“E’ un problema molto serio, e bisogna trovare una soluzione”. Il problema serio è quello dell’invecchiamento della popolazione e il calo della natalità a Cuba, e ad averlo additato con allarme ai vertici di partito è stato Rául Castro nell’ultima riunione del Consiglio di stato. I numeri, del resto, sono spietati e non lasciano spazio ad interpretazioni rassicuranti. In base al censimento nazionale del settembre 2012, appena resi pubblici dal quotidiano Gramna, la popolazione dell’isola ammonta a 11.167.325 abitanti, 10.418 in meno del censimento del 2012. Di questi un 18,3 per cento supera i 60 anni e solo il 17,2 ha meno di 14 anni.

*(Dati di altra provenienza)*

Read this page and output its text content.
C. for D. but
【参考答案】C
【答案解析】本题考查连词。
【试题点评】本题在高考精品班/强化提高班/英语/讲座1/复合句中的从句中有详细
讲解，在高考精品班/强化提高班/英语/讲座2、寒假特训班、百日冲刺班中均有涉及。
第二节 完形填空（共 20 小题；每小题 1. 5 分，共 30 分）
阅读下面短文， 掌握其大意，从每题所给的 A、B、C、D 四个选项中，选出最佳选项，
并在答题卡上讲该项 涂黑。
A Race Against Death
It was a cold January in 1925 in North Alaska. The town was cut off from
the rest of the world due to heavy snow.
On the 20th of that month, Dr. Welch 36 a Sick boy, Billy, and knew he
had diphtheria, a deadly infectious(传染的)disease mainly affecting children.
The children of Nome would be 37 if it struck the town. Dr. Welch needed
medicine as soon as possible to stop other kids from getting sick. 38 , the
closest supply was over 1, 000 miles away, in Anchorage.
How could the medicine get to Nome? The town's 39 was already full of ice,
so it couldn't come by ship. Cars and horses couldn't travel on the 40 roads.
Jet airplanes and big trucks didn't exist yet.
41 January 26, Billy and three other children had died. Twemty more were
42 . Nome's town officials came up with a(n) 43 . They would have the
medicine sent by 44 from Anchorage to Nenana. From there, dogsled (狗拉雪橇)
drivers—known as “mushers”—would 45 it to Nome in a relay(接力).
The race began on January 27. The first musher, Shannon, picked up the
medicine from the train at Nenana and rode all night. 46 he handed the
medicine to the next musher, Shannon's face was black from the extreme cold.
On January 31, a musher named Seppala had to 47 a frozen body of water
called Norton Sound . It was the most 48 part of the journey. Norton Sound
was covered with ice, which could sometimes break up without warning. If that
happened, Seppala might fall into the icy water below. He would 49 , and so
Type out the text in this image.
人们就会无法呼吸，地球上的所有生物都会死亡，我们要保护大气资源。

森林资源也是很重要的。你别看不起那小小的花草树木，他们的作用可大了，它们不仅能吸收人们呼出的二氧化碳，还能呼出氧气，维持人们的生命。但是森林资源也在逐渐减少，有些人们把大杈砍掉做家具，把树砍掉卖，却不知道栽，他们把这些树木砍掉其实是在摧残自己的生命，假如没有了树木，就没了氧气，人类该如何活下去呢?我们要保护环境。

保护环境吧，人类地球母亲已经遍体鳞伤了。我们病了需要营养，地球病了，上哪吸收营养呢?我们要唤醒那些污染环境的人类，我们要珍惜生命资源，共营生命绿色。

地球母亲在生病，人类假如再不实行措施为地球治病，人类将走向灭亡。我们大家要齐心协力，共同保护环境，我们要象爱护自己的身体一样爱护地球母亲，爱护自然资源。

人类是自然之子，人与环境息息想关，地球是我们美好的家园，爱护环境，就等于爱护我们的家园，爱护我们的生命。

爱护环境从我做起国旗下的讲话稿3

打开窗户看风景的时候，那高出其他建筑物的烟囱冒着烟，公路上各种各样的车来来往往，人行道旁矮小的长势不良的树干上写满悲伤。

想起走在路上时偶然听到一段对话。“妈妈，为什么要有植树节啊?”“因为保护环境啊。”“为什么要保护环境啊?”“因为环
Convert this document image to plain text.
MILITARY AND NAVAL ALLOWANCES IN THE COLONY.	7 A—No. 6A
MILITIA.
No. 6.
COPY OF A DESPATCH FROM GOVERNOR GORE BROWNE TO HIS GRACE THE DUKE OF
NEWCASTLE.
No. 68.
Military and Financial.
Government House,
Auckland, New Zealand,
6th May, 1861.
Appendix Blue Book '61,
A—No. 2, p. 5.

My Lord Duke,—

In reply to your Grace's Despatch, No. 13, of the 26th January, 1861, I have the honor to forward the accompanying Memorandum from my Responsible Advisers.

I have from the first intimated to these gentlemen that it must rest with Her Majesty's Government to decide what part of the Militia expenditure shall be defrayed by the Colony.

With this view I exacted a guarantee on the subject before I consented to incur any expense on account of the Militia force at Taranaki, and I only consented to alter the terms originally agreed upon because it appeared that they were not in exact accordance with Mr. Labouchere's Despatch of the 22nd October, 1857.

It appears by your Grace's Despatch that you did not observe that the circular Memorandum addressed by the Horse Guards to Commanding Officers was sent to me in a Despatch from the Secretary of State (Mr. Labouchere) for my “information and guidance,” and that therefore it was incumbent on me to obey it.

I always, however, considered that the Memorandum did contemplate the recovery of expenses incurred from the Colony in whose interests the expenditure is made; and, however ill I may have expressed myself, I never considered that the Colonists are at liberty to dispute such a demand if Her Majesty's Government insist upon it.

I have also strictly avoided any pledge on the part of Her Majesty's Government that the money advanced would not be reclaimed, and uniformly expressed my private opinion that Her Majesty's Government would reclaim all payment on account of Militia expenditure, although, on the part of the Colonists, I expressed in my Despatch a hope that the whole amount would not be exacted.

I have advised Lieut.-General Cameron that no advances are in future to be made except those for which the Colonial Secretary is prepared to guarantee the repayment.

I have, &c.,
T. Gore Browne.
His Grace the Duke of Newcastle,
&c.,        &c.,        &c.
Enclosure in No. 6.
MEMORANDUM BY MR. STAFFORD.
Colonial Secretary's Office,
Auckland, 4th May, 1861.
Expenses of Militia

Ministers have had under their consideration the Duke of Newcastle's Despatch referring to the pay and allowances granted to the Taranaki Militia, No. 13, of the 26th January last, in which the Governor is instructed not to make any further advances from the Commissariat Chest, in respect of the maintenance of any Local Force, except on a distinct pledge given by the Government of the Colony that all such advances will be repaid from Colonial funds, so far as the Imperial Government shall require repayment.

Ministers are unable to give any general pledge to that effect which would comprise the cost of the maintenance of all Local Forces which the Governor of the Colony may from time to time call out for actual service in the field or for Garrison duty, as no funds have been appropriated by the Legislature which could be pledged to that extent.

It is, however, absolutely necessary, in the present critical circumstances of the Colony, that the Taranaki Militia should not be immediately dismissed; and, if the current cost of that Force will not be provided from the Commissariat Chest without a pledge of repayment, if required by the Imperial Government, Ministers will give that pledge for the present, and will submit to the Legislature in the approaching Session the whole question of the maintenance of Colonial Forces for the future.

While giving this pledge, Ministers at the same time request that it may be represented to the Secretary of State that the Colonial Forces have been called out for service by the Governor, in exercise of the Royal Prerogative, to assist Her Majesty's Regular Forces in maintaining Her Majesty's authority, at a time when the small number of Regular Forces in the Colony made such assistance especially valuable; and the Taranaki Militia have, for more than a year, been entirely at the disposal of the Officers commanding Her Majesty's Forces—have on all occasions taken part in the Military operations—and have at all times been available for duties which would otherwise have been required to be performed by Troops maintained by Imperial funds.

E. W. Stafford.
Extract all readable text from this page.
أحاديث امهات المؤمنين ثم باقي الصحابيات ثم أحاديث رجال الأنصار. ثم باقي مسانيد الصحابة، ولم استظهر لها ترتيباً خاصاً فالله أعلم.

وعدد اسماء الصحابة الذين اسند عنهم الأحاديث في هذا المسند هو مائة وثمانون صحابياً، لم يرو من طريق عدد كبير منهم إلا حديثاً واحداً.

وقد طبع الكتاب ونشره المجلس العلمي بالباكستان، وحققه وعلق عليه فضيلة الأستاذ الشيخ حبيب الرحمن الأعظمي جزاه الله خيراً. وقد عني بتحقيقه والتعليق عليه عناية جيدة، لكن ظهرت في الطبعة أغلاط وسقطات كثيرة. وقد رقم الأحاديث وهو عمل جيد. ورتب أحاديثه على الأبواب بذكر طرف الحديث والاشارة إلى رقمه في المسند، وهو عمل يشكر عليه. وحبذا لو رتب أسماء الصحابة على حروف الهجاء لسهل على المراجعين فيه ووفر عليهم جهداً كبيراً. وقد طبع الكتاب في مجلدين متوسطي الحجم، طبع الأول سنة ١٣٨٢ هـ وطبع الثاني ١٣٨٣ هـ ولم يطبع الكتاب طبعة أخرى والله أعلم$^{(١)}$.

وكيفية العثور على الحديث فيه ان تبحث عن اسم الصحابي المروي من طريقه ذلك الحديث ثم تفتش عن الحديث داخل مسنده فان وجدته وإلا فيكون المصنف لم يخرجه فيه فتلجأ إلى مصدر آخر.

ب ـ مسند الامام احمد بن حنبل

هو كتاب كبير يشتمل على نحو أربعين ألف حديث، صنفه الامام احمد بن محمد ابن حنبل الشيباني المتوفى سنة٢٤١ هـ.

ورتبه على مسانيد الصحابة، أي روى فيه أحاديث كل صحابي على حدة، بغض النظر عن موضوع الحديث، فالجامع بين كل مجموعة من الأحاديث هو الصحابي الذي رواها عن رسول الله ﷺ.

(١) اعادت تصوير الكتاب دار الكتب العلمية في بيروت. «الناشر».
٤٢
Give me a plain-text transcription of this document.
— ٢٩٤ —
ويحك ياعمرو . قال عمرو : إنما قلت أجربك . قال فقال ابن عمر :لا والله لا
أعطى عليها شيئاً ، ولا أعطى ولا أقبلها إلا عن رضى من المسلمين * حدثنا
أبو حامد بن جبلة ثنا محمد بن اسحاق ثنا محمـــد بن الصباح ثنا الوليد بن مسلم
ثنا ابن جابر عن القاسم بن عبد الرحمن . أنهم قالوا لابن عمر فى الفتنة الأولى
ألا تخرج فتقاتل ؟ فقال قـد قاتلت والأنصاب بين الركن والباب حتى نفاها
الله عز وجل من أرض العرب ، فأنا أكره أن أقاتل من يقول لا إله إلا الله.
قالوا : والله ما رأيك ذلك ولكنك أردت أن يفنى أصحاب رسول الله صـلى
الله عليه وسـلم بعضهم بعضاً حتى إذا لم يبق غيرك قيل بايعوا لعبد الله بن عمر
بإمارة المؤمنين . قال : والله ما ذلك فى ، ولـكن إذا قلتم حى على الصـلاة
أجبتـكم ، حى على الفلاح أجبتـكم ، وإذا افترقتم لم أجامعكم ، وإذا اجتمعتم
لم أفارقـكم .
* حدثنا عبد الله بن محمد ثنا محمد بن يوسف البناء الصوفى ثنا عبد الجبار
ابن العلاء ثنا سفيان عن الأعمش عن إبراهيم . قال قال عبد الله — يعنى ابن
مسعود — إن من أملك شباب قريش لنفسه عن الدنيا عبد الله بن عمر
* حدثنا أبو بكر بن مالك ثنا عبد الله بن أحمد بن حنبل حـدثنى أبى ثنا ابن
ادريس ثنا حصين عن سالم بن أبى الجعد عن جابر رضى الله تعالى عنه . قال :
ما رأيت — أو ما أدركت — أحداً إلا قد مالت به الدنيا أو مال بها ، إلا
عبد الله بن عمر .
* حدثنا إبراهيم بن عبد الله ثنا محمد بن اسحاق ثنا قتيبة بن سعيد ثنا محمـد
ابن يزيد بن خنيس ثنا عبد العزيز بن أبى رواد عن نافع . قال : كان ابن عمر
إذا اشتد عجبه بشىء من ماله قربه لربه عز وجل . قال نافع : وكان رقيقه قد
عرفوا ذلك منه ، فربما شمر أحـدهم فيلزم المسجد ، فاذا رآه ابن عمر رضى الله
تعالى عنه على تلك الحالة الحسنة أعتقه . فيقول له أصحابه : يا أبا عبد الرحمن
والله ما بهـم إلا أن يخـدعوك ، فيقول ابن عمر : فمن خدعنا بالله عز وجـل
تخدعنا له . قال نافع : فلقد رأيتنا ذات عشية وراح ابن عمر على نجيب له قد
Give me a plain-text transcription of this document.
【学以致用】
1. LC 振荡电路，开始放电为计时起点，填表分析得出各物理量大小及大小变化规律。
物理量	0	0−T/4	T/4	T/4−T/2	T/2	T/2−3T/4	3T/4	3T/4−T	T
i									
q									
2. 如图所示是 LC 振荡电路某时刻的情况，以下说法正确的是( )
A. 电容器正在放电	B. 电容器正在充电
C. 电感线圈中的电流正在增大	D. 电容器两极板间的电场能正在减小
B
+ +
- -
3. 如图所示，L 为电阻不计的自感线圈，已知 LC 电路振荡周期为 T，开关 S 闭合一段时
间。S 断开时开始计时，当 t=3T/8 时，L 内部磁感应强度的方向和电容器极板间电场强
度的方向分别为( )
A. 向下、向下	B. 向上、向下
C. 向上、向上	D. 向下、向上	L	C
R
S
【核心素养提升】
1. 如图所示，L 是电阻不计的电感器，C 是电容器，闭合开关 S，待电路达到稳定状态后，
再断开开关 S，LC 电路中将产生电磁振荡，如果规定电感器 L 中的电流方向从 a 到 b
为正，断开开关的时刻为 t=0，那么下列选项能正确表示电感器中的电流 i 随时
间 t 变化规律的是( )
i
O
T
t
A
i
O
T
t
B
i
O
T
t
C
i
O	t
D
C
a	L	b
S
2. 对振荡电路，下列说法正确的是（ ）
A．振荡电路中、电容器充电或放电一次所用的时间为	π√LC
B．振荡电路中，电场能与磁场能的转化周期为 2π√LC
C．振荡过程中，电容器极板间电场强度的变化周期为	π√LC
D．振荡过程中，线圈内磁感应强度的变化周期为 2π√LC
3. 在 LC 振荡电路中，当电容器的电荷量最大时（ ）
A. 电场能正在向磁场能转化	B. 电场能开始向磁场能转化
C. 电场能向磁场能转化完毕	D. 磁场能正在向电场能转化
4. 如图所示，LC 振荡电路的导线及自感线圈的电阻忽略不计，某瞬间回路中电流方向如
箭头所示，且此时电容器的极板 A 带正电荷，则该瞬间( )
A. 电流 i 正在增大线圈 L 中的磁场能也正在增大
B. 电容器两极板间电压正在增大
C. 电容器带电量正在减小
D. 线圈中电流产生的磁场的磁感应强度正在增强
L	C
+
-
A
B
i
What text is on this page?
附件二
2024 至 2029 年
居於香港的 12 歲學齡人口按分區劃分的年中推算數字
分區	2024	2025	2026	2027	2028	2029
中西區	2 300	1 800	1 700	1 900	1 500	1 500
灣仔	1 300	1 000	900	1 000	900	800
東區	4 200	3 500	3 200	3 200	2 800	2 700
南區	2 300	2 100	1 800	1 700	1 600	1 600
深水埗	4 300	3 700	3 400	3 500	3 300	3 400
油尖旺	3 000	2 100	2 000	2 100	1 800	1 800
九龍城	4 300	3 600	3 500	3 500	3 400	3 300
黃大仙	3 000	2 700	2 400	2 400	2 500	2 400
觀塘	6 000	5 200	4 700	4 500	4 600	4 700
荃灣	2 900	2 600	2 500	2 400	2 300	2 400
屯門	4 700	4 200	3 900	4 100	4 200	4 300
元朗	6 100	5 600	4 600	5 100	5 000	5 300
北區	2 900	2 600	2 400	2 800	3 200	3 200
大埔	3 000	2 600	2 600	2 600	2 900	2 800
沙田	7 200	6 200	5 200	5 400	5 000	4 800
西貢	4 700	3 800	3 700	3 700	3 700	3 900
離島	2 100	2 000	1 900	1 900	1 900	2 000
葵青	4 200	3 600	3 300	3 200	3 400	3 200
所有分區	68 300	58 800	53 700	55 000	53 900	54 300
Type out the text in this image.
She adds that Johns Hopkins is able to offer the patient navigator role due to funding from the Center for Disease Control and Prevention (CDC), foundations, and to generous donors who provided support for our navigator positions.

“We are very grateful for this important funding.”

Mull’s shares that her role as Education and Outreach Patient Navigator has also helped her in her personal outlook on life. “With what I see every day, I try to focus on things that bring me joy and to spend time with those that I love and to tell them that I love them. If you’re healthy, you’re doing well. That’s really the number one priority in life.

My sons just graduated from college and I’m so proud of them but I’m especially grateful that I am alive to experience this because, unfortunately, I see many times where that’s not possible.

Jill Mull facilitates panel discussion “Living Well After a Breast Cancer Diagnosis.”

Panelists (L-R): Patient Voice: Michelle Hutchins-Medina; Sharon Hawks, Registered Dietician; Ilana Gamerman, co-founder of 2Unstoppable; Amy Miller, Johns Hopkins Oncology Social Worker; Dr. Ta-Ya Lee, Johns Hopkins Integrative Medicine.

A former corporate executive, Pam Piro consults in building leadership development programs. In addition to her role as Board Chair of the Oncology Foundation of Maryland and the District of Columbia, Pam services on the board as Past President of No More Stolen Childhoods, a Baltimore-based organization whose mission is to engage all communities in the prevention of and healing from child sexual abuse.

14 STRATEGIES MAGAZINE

Le proiezioni, poi, inducono al pessimismo se si considera che, restando immutata la tendenza, tra un ventennio il 30 per cento dei cubani supererà i 60 anni.
Le cause sono presto dette e si chiamano riduzione della natalità ed emigrazione giovanile.
Anche l’equilibrio tra i sessi inizia a spostarsi a favore delle donne, che diventano maggioranza (50,1%) rispetto agli uomini (49,9%), invertendo il rapporto numerico come risultava nel censimento del 2012.